Russell Westbrook knows he has a gift, and this weekend, he’ll share that gift with the world.
That’s when the NBA star and style setter will finally take the wraps off his long-awaited inaugural apparel collection. Called Honor the Gift, the collection will be unveiled at a pop-up at Penn Automotive in Oklahoma City, Okla., from 2 to 6 p.m. on Nov. 11 and 12. It will then be offered for sale to everyone else on an Honor the Gift web site beginning at 10 a.m. EST on Nov. 21.
“I’ve been working on it a while,” he said.
Westbrook, a point guard for the Oklahoma City Thunder and the reigning NBA Most Valuable Player, is keeping most of the details about the line under wraps at this point, but he told WWD it will be a small capsule of affordable unisex streetwear.
Rumors of Westbrook’s apparel collection have been bubbling for months and the player actually wore a couple of pieces from the upcoming collection to the Thunder’s season opener late last month. Coming into the arena, Westbrook was photographed in a bright yellow T-shirt with a graphic element running down the center and a pair of gray sweatpants with asymmetric stripes below the knee and the same bright yellow accent running from the waistband to midthigh.

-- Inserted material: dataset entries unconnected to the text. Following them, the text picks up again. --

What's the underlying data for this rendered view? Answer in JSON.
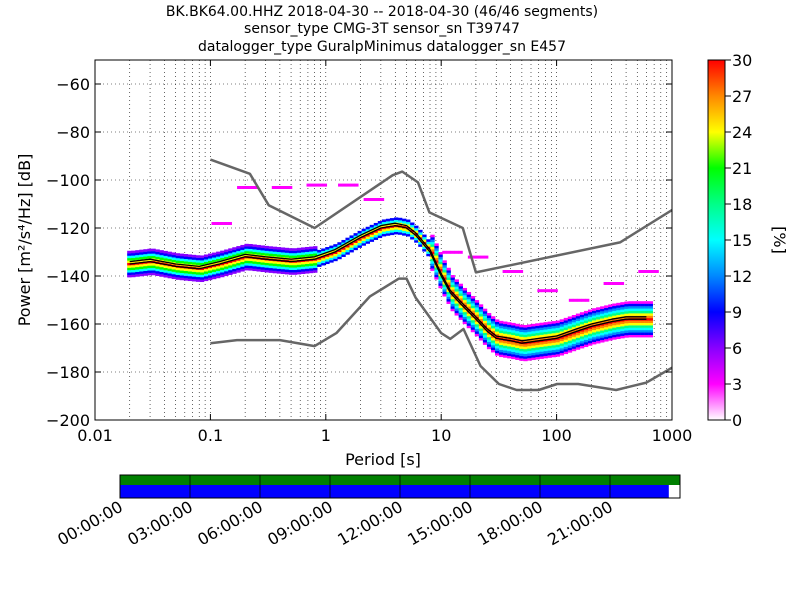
{
  "chart_data": {
    "type": "heatmap",
    "title_lines": [
      "BK.BK64.00.HHZ   2018-04-30 -- 2018-04-30  (46/46 segments)",
      "sensor_type CMG-3T sensor_sn T39747",
      "datalogger_type GuralpMinimus datalogger_sn E457"
    ],
    "xlabel": "Period [s]",
    "ylabel": "Power [m²/s⁴/Hz] [dB]",
    "x_scale": "log",
    "xlim": [
      0.01,
      1000
    ],
    "ylim": [
      -200,
      -50
    ],
    "x_ticks": [
      0.01,
      0.1,
      1,
      10,
      100,
      1000
    ],
    "x_tick_labels": [
      "0.01",
      "0.1",
      "1",
      "10",
      "100",
      "1000"
    ],
    "y_ticks": [
      -200,
      -180,
      -160,
      -140,
      -120,
      -100,
      -80,
      -60
    ],
    "y_tick_labels": [
      "−200",
      "−180",
      "−160",
      "−140",
      "−120",
      "−100",
      "−80",
      "−60"
    ],
    "grid": "dotted",
    "colorbar": {
      "label": "[%]",
      "range": [
        0,
        30
      ],
      "ticks": [
        0,
        3,
        6,
        9,
        12,
        15,
        18,
        21,
        24,
        27,
        30
      ],
      "tick_labels": [
        "0",
        "3",
        "6",
        "9",
        "12",
        "15",
        "18",
        "21",
        "24",
        "27",
        "30"
      ],
      "colormap": [
        "#ffffff",
        "#ff00ff",
        "#8800ff",
        "#0000ff",
        "#0088ff",
        "#00ffff",
        "#00ff88",
        "#00ff00",
        "#ffff00",
        "#ff8800",
        "#ff0000"
      ]
    },
    "nhnm": {
      "name": "NHNM",
      "x": [
        0.1,
        0.22,
        0.32,
        0.8,
        3.8,
        4.6,
        6.3,
        7.9,
        15.4,
        20,
        354,
        1000
      ],
      "y": [
        -91.5,
        -97.4,
        -110.5,
        -120,
        -98,
        -96.5,
        -101,
        -113.5,
        -120,
        -138.5,
        -126,
        -112.5
      ]
    },
    "nlnm": {
      "name": "NLNM",
      "x": [
        0.1,
        0.17,
        0.4,
        0.8,
        1.24,
        2.4,
        4.3,
        5,
        6,
        10,
        12,
        15.6,
        21.9,
        31.6,
        45,
        70,
        101,
        154,
        328,
        600,
        1000
      ],
      "y": [
        -168,
        -166.7,
        -166.7,
        -169.2,
        -163.7,
        -148.6,
        -141.1,
        -141.1,
        -149,
        -163.8,
        -166.2,
        -162.1,
        -177.5,
        -185,
        -187.5,
        -187.5,
        -185,
        -185,
        -187.5,
        -184.4,
        -178.2
      ]
    },
    "mode": {
      "name": "mode",
      "x": [
        0.02,
        0.03,
        0.05,
        0.08,
        0.12,
        0.2,
        0.3,
        0.5,
        0.8,
        1.2,
        2,
        3,
        4,
        5,
        6,
        8,
        10,
        12,
        15,
        20,
        25,
        30,
        40,
        50,
        70,
        100,
        150,
        200,
        300,
        400,
        600
      ],
      "y": [
        -135,
        -134,
        -136,
        -137,
        -135,
        -132,
        -133,
        -134,
        -133,
        -130,
        -124,
        -120,
        -119,
        -120,
        -123,
        -130,
        -140,
        -147,
        -152,
        -158,
        -163,
        -166,
        -167,
        -168,
        -167,
        -166,
        -163,
        -161,
        -159,
        -158,
        -158
      ]
    },
    "mean": {
      "name": "mean",
      "x": [
        0.02,
        0.03,
        0.05,
        0.08,
        0.12,
        0.2,
        0.3,
        0.5,
        0.8,
        1.2,
        2,
        3,
        4,
        5,
        6,
        8,
        10,
        12,
        15,
        20,
        25,
        30,
        40,
        50,
        70,
        100,
        150,
        200,
        300,
        400,
        600
      ],
      "y": [
        -134,
        -133,
        -135,
        -136,
        -134,
        -131,
        -132,
        -133,
        -132,
        -129,
        -123,
        -119,
        -118,
        -119,
        -122,
        -129,
        -139,
        -146,
        -151,
        -157,
        -162,
        -165,
        -166,
        -167,
        -166,
        -165,
        -162,
        -160,
        -158,
        -157,
        -157
      ]
    },
    "outliers": {
      "x": [
        0.12,
        0.2,
        0.4,
        0.8,
        1.5,
        2.5,
        12,
        20,
        40,
        80,
        150,
        300,
        600
      ],
      "y": [
        -118,
        -103,
        -103,
        -102,
        -102,
        -108,
        -130,
        -132,
        -138,
        -146,
        -150,
        -143,
        -138
      ]
    },
    "timeline": {
      "tick_labels": [
        "00:00:00",
        "03:00:00",
        "06:00:00",
        "09:00:00",
        "12:00:00",
        "15:00:00",
        "18:00:00",
        "21:00:00"
      ],
      "coverage_fraction": 0.98,
      "data_color": "#0000ff",
      "gap_color": "#008000"
    }
  }
}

“Yes, I wore a couple of pieces,” Westbrook acknowledged.
He said Honor the Gift is his motto and celebrates God for the gift that he’s been given. “I’m blessed,” he said.
The initial offering will be around eight to 10 pieces, he said, and will be for both men and women. Prices will be within reach of most of his fans, he said.
Westbrook said he worked on the design and theme of the pop-up at Penn Automotive, a body shop at 2104 NW 39th Street, that he deemed “a cool spot.”
He said that he may host pop-ups in other cities around the country, but that hasn’t been decided.
The e-commerce site, honorthegift.co, will launch with a look book shot by fashion photographer Kenneth Cappello.
Westbrook wouldn’t say where the line is being manufactured or by whom. “I do a lot of things and have helped a lot of people in fashion,” he said, “so I’ve got a lot of relationships and was able to get the clothes done at a quick pace.”
What he did confirm, however, is that he is personally bankrolling the brand and is serving as the founder, creative director and chief designer. But he worked with a graphic designer and another apparel-industry veteran to create the line. “I don’t know how to draw or be a graphic designer,” he said, “but I had a vision of what I wanted to see.”
Westbrook is hoping the line will connect with his fans and followers, but he’s also not expecting to give up his day job.
“I’m going to take it one day at a time,” he said. “I’m doing it for the community and the culture, not to make huge revenue off of it. Fashion is something I love to do and this will have my fingerprint on it.”
Westbrook has become well-known for his off-the-court style, working with brands as varied as True Religion, Nike’s Jordan brand and Tim Coppens with whom he collaborated on a capsule collection for Barneys New York last year. Rizzoli also released his new book, “Style Drivers,” last month.